The Grand Ellipse
by Paula Volsky
A book review by Mark L. Olson
Bantam Spectra, 2001, 659 pp, $6.99
The Grand Ellipse has been justly described as Jack Vance crossed with Jules Verne.
Vonahr is a modern (for the late 1800s) civilized republic which is being menaced from the north by the Grewzland Imperium. It's only chance of defense is to gain access to the Sentient Fire that a sorcerer in a neighboring country (the eccentric Low Hetz) is reputed to have developed. But Low Hetz' mad king will not even accept Vonahr's embassy to discuss it. The mad king has, however, decreed a great race, the Grand Ellipse, in which the participants will trace a huge oval across the many lands and seas of their world.
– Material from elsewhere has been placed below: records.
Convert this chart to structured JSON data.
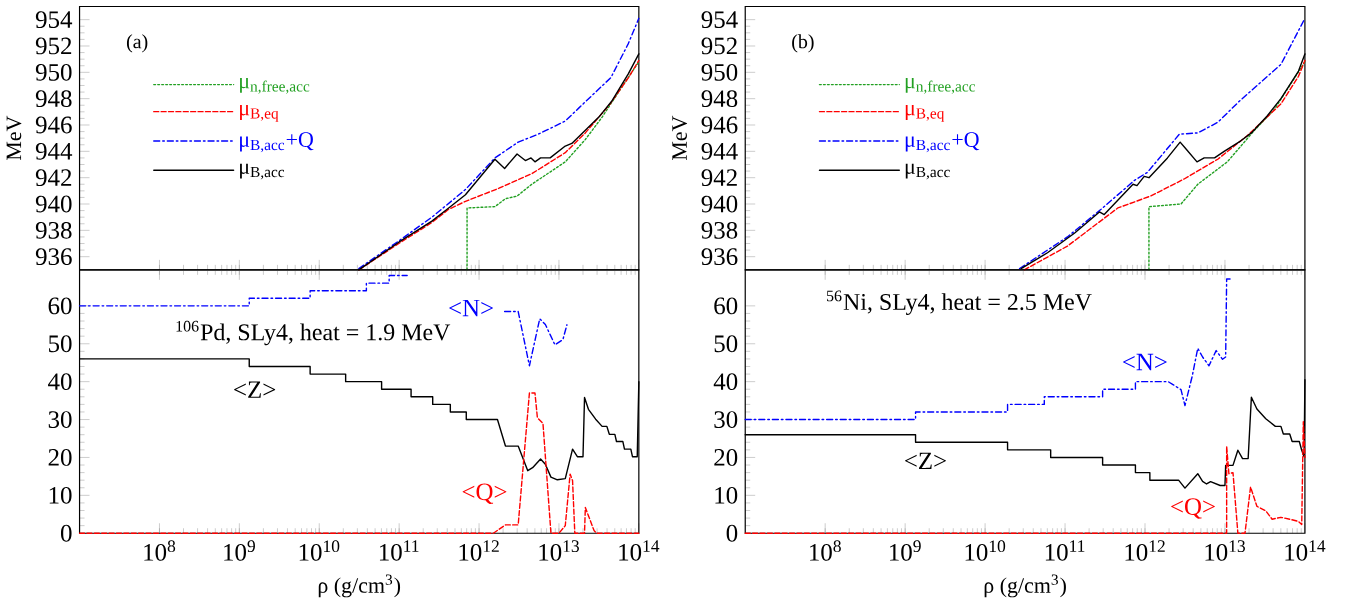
{
  "chart_data": [
    {
      "type": "line",
      "log": "x",
      "xlim": [
        10000000.0,
        100000000000000.0
      ],
      "ylim": [
        935,
        955
      ],
      "tick_labels": "y",
      "legend": "top left",
      "ylabel": "MeV",
      "annotations": [
        "(a)"
      ],
      "xticks": [
        {
          "value": 100000000.0,
          "label": null
        },
        {
          "value": 1000000000.0,
          "label": null
        },
        {
          "value": 10000000000.0,
          "label": null
        },
        {
          "value": 100000000000.0,
          "label": null
        },
        {
          "value": 1000000000000.0,
          "label": null
        },
        {
          "value": 10000000000000.0,
          "label": null
        },
        {
          "value": 100000000000000.0,
          "label": null
        }
      ],
      "yticks": [
        936,
        938,
        940,
        942,
        944,
        946,
        948,
        950,
        952,
        954
      ],
      "series": [
        {
          "name": "μ$_{n,free,acc}$",
          "color": "#22a022",
          "line_style": "dotted",
          "x": [
            708000000000.0,
            708000000000.0,
            1580000000000.0,
            2140000000000.0,
            2990000000000.0,
            4570000000000.0,
            12000000000000.0,
            21400000000000.0,
            34700000000000.0,
            63100000000000.0,
            100000000000000.0
          ],
          "values": [
            935.0,
            939.7,
            939.8,
            940.4,
            940.6,
            941.5,
            943.2,
            944.9,
            946.6,
            949.0,
            950.8
          ]
        },
        {
          "name": "μ$_{B,eq}$",
          "color": "#ff0000",
          "line_style": "dashed",
          "x": [
            31300000000.0,
            99000000000.0,
            257000000000.0,
            417000000000.0,
            676000000000.0,
            1780000000000.0,
            4570000000000.0,
            12000000000000.0,
            21400000000000.0,
            43700000000000.0,
            74100000000000.0,
            100000000000000.0
          ],
          "values": [
            935.0,
            937.0,
            938.6,
            939.6,
            940.2,
            941.2,
            942.3,
            943.9,
            945.4,
            947.6,
            949.6,
            950.9
          ]
        },
        {
          "name": "μ$_{B,acc}$+Q",
          "color": "#0000ff",
          "line_style": "dashdot",
          "x": [
            31300000000.0,
            99000000000.0,
            257000000000.0,
            676000000000.0,
            1580000000000.0,
            3090000000000.0,
            5500000000000.0,
            12000000000000.0,
            17800000000000.0,
            44700000000000.0,
            74100000000000.0,
            100000000000000.0
          ],
          "values": [
            935.1,
            937.2,
            939.0,
            941.1,
            943.5,
            944.7,
            945.3,
            946.3,
            947.3,
            949.6,
            952.2,
            954.1
          ]
        },
        {
          "name": "μ$_{B,acc}$",
          "color": "#000000",
          "line_style": "solid",
          "x": [
            31300000000.0,
            99000000000.0,
            257000000000.0,
            417000000000.0,
            676000000000.0,
            1580000000000.0,
            2090000000000.0,
            2990000000000.0,
            3800000000000.0,
            4470000000000.0,
            5010000000000.0,
            5890000000000.0,
            7760000000000.0,
            12000000000000.0,
            14500000000000.0,
            21400000000000.0,
            31600000000000.0,
            45700000000000.0,
            74100000000000.0,
            100000000000000.0
          ],
          "values": [
            935.0,
            937.1,
            938.7,
            939.7,
            940.7,
            943.4,
            942.7,
            943.8,
            943.3,
            943.5,
            943.2,
            943.5,
            943.5,
            944.4,
            944.6,
            945.6,
            946.6,
            947.8,
            949.9,
            951.4
          ]
        }
      ]
    },
    {
      "type": "line",
      "log": "x",
      "xlim": [
        10000000.0,
        100000000000000.0
      ],
      "ylim": [
        935,
        955
      ],
      "tick_labels": "y",
      "legend": "top left",
      "ylabel": "MeV",
      "annotations": [
        "(b)"
      ],
      "xticks": [
        {
          "value": 100000000.0,
          "label": null
        },
        {
          "value": 1000000000.0,
          "label": null
        },
        {
          "value": 10000000000.0,
          "label": null
        },
        {
          "value": 100000000000.0,
          "label": null
        },
        {
          "value": 1000000000000.0,
          "label": null
        },
        {
          "value": 10000000000000.0,
          "label": null
        },
        {
          "value": 100000000000000.0,
          "label": null
        }
      ],
      "yticks": [
        936,
        938,
        940,
        942,
        944,
        946,
        948,
        950,
        952,
        954
      ],
      "series": [
        {
          "name": "μ$_{n,free,acc}$",
          "color": "#22a022",
          "line_style": "dotted",
          "x": [
            1120000000000.0,
            1120000000000.0,
            2820000000000.0,
            4570000000000.0,
            10700000000000.0,
            23400000000000.0,
            41700000000000.0,
            100000000000000.0
          ],
          "values": [
            935.0,
            939.8,
            940.0,
            941.5,
            943.2,
            945.6,
            947.2,
            950.8
          ]
        },
        {
          "name": "μ$_{B,eq}$",
          "color": "#ff0000",
          "line_style": "dashed",
          "x": [
            30900000000.0,
            107000000000.0,
            457000000000.0,
            1170000000000.0,
            3090000000000.0,
            8130000000000.0,
            19100000000000.0,
            50100000000000.0,
            83200000000000.0,
            100000000000000.0
          ],
          "values": [
            935.0,
            936.8,
            939.7,
            940.6,
            941.9,
            943.4,
            945.2,
            947.6,
            949.7,
            950.9
          ]
        },
        {
          "name": "μ$_{B,acc}$+Q",
          "color": "#0000ff",
          "line_style": "dashdot",
          "x": [
            27000000000.0,
            107000000000.0,
            282000000000.0,
            741000000000.0,
            1070000000000.0,
            2690000000000.0,
            4570000000000.0,
            8130000000000.0,
            15100000000000.0,
            50100000000000.0,
            100000000000000.0
          ],
          "values": [
            935.1,
            937.5,
            939.6,
            941.8,
            942.4,
            945.3,
            945.4,
            946.2,
            947.8,
            950.6,
            954.1
          ]
        },
        {
          "name": "μ$_{B,acc}$",
          "color": "#000000",
          "line_style": "solid",
          "x": [
            28200000000.0,
            60300000000.0,
            132000000000.0,
            269000000000.0,
            309000000000.0,
            708000000000.0,
            794000000000.0,
            977000000000.0,
            1120000000000.0,
            1910000000000.0,
            2750000000000.0,
            3240000000000.0,
            4470000000000.0,
            5500000000000.0,
            7410000000000.0,
            9770000000000.0,
            15800000000000.0,
            21400000000000.0,
            33900000000000.0,
            50100000000000.0,
            83200000000000.0,
            100000000000000.0
          ],
          "values": [
            935.1,
            936.3,
            937.8,
            939.4,
            939.2,
            941.5,
            941.4,
            942.1,
            942.0,
            943.5,
            944.7,
            944.2,
            943.2,
            943.5,
            943.5,
            944.0,
            944.8,
            945.4,
            946.7,
            948.0,
            950.1,
            951.4
          ]
        }
      ]
    },
    {
      "type": "line",
      "log": "x",
      "xlim": [
        10000000.0,
        100000000000000.0
      ],
      "ylim": [
        0,
        69.5
      ],
      "xlabel": "ρ (g/cm$^{3}$)",
      "annotations": [
        "$^{106}$Pd, SLy4, heat = 1.9 MeV"
      ],
      "xticks": [
        {
          "value": 100000000.0,
          "label": "10$^{8}$"
        },
        {
          "value": 1000000000.0,
          "label": "10$^{9}$"
        },
        {
          "value": 10000000000.0,
          "label": "10$^{10}$"
        },
        {
          "value": 100000000000.0,
          "label": "10$^{11}$"
        },
        {
          "value": 1000000000000.0,
          "label": "10$^{12}$"
        },
        {
          "value": 10000000000000.0,
          "label": "10$^{13}$"
        },
        {
          "value": 100000000000000.0,
          "label": "10$^{14}$"
        }
      ],
      "yticks": [
        0,
        10,
        20,
        30,
        40,
        50,
        60
      ],
      "series": [
        {
          "name": "<Z>",
          "color": "#000000",
          "line_style": "solid",
          "x": [
            10000000.0,
            1330000000.0,
            1330000000.0,
            7690000000.0,
            7690000000.0,
            21400000000.0,
            21400000000.0,
            60300000000.0,
            60300000000.0,
            141000000000.0,
            141000000000.0,
            263000000000.0,
            263000000000.0,
            437000000000.0,
            437000000000.0,
            692000000000.0,
            692000000000.0,
            1700000000000.0,
            2140000000000.0,
            3090000000000.0,
            4070000000000.0,
            4680000000000.0,
            5890000000000.0,
            6760000000000.0,
            7940000000000.0,
            9550000000000.0,
            12000000000000.0,
            14800000000000.0,
            17000000000000.0,
            20000000000000.0,
            20900000000000.0,
            23400000000000.0,
            28800000000000.0,
            34700000000000.0,
            39800000000000.0,
            42700000000000.0,
            50100000000000.0,
            52500000000000.0,
            63100000000000.0,
            66100000000000.0,
            79400000000000.0,
            83200000000000.0,
            95500000000000.0,
            100000000000000.0
          ],
          "values": [
            46,
            46,
            44,
            44,
            42,
            42,
            40,
            40,
            38,
            38,
            36,
            36,
            34,
            34,
            32,
            32,
            30,
            30,
            23,
            23,
            16.5,
            17.3,
            19.6,
            18.2,
            14.8,
            14.1,
            14.4,
            22.2,
            20.2,
            20.2,
            35.8,
            32.7,
            30.1,
            28.2,
            28.2,
            26.1,
            26.1,
            24.2,
            24.2,
            22.2,
            22.2,
            20.2,
            20.2,
            40
          ]
        },
        {
          "name": "<N>",
          "color": "#0000ff",
          "line_style": "dashdot",
          "x": [
            10000000.0,
            1330000000.0,
            1330000000.0,
            7690000000.0,
            7690000000.0,
            38900000000.0,
            38900000000.0,
            75000000000.0,
            75000000000.0,
            126000000000.0,
            500000000000.0,
            2090000000000.0,
            3090000000000.0,
            4270000000000.0,
            5750000000000.0,
            6760000000000.0,
            8910000000000.0,
            11200000000000.0,
            12600000000000.0
          ],
          "values": [
            60,
            60,
            62,
            62,
            64,
            64,
            66,
            66,
            68,
            68,
            null,
            58.5,
            58.5,
            44.2,
            56.6,
            55.1,
            49.7,
            51.1,
            55.0
          ]
        },
        {
          "name": "<Q>",
          "color": "#ff0000",
          "line_style": "dashed",
          "x": [
            10000000.0,
            1510000000000.0,
            2140000000000.0,
            3090000000000.0,
            4270000000000.0,
            5010000000000.0,
            5370000000000.0,
            6310000000000.0,
            7940000000000.0,
            10000000000000.0,
            12000000000000.0,
            13800000000000.0,
            14800000000000.0,
            15800000000000.0,
            20900000000000.0,
            21400000000000.0,
            24500000000000.0,
            27500000000000.0,
            29500000000000.0,
            100000000000000.0
          ],
          "values": [
            0,
            0,
            2.2,
            2.2,
            37,
            37,
            30.5,
            29,
            0,
            0,
            2,
            15.6,
            13.9,
            0,
            0,
            6.8,
            3.5,
            0.7,
            0,
            0
          ]
        }
      ]
    },
    {
      "type": "line",
      "log": "x",
      "xlim": [
        10000000.0,
        100000000000000.0
      ],
      "ylim": [
        0,
        69.5
      ],
      "xlabel": "ρ (g/cm$^{3}$)",
      "annotations": [
        "$^{56}$Ni, SLy4, heat = 2.5 MeV"
      ],
      "xticks": [
        {
          "value": 100000000.0,
          "label": "10$^{8}$"
        },
        {
          "value": 1000000000.0,
          "label": "10$^{9}$"
        },
        {
          "value": 10000000000.0,
          "label": "10$^{10}$"
        },
        {
          "value": 100000000000.0,
          "label": "10$^{11}$"
        },
        {
          "value": 1000000000000.0,
          "label": "10$^{12}$"
        },
        {
          "value": 10000000000000.0,
          "label": "10$^{13}$"
        },
        {
          "value": 100000000000000.0,
          "label": "10$^{14}$"
        }
      ],
      "yticks": [
        0,
        10,
        20,
        30,
        40,
        50,
        60
      ],
      "series": [
        {
          "name": "<Z>",
          "color": "#000000",
          "line_style": "solid",
          "x": [
            10000000.0,
            1350000000.0,
            1350000000.0,
            19100000000.0,
            19100000000.0,
            66100000000.0,
            66100000000.0,
            295000000000.0,
            295000000000.0,
            759000000000.0,
            759000000000.0,
            1150000000000.0,
            1150000000000.0,
            2630000000000.0,
            3160000000000.0,
            4570000000000.0,
            5250000000000.0,
            5890000000000.0,
            6610000000000.0,
            8710000000000.0,
            10000000000000.0,
            10200000000000.0,
            12600000000000.0,
            14500000000000.0,
            16600000000000.0,
            19500000000000.0,
            21400000000000.0,
            25100000000000.0,
            32400000000000.0,
            42700000000000.0,
            50100000000000.0,
            53700000000000.0,
            64600000000000.0,
            69200000000000.0,
            85100000000000.0,
            91200000000000.0,
            97700000000000.0,
            100000000000000.0
          ],
          "values": [
            26,
            26,
            24,
            24,
            22,
            22,
            20,
            20,
            18,
            18,
            16,
            16,
            14,
            14,
            11.9,
            15.7,
            13.7,
            13.0,
            13.6,
            12.6,
            12.6,
            17.9,
            17.9,
            21.9,
            19.7,
            19.7,
            35.9,
            32.8,
            30.2,
            28.2,
            28.2,
            26.2,
            26.2,
            24.2,
            24.2,
            21.9,
            20.2,
            40.5
          ]
        },
        {
          "name": "<N>",
          "color": "#0000ff",
          "line_style": "dashdot",
          "x": [
            10000000.0,
            1350000000.0,
            1350000000.0,
            19100000000.0,
            19100000000.0,
            55000000000.0,
            55000000000.0,
            295000000000.0,
            295000000000.0,
            759000000000.0,
            759000000000.0,
            1950000000000.0,
            2820000000000.0,
            3160000000000.0,
            3890000000000.0,
            4570000000000.0,
            5250000000000.0,
            6310000000000.0,
            7760000000000.0,
            9330000000000.0,
            10200000000000.0,
            10500000000000.0,
            12000000000000.0
          ],
          "values": [
            30,
            30,
            32,
            32,
            34,
            34,
            36,
            36,
            38,
            38,
            40,
            40,
            37.9,
            33.7,
            41.4,
            48.8,
            46.5,
            44.2,
            48.2,
            45.9,
            46.5,
            67.1,
            67.1
          ]
        },
        {
          "name": "<Q>",
          "color": "#ff0000",
          "line_style": "dashed",
          "x": [
            10000000.0,
            10500000000000.0,
            10500000000000.0,
            11200000000000.0,
            12600000000000.0,
            14500000000000.0,
            17800000000000.0,
            20900000000000.0,
            25100000000000.0,
            32400000000000.0,
            38900000000000.0,
            50100000000000.0,
            64600000000000.0,
            83200000000000.0,
            91200000000000.0,
            95500000000000.0,
            100000000000000.0
          ],
          "values": [
            0,
            0,
            22.9,
            15.7,
            16,
            0,
            0,
            12.2,
            7.1,
            5.9,
            3.7,
            4.2,
            3.7,
            3.1,
            2.3,
            29.4,
            20
          ]
        }
      ]
    }
  ]
}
And the winner will get a private audience.
The Vonahrish Foreign Office gets the idea of persuading a adventurous young woman (whose interest in travel and anthropology has scandalized her parents) to compete in hopes of being able to press Vonahr's case to Low Hetz's mad king.
People of every nation are participating, including a handsome Gewzlandish military hero, the woman's jilted fiance (she dumped him a few years previously) and a dozen other strange people. The race is on and the book tells the story of her travels across of varied and strange world, running into magic here and there (civilized people believe in magic, but don't really approve of it) and troubles everywhere. The countries are all reminiscent of one Earth country or another.
It's a great story, easily holding up over a long book. Highly recommended!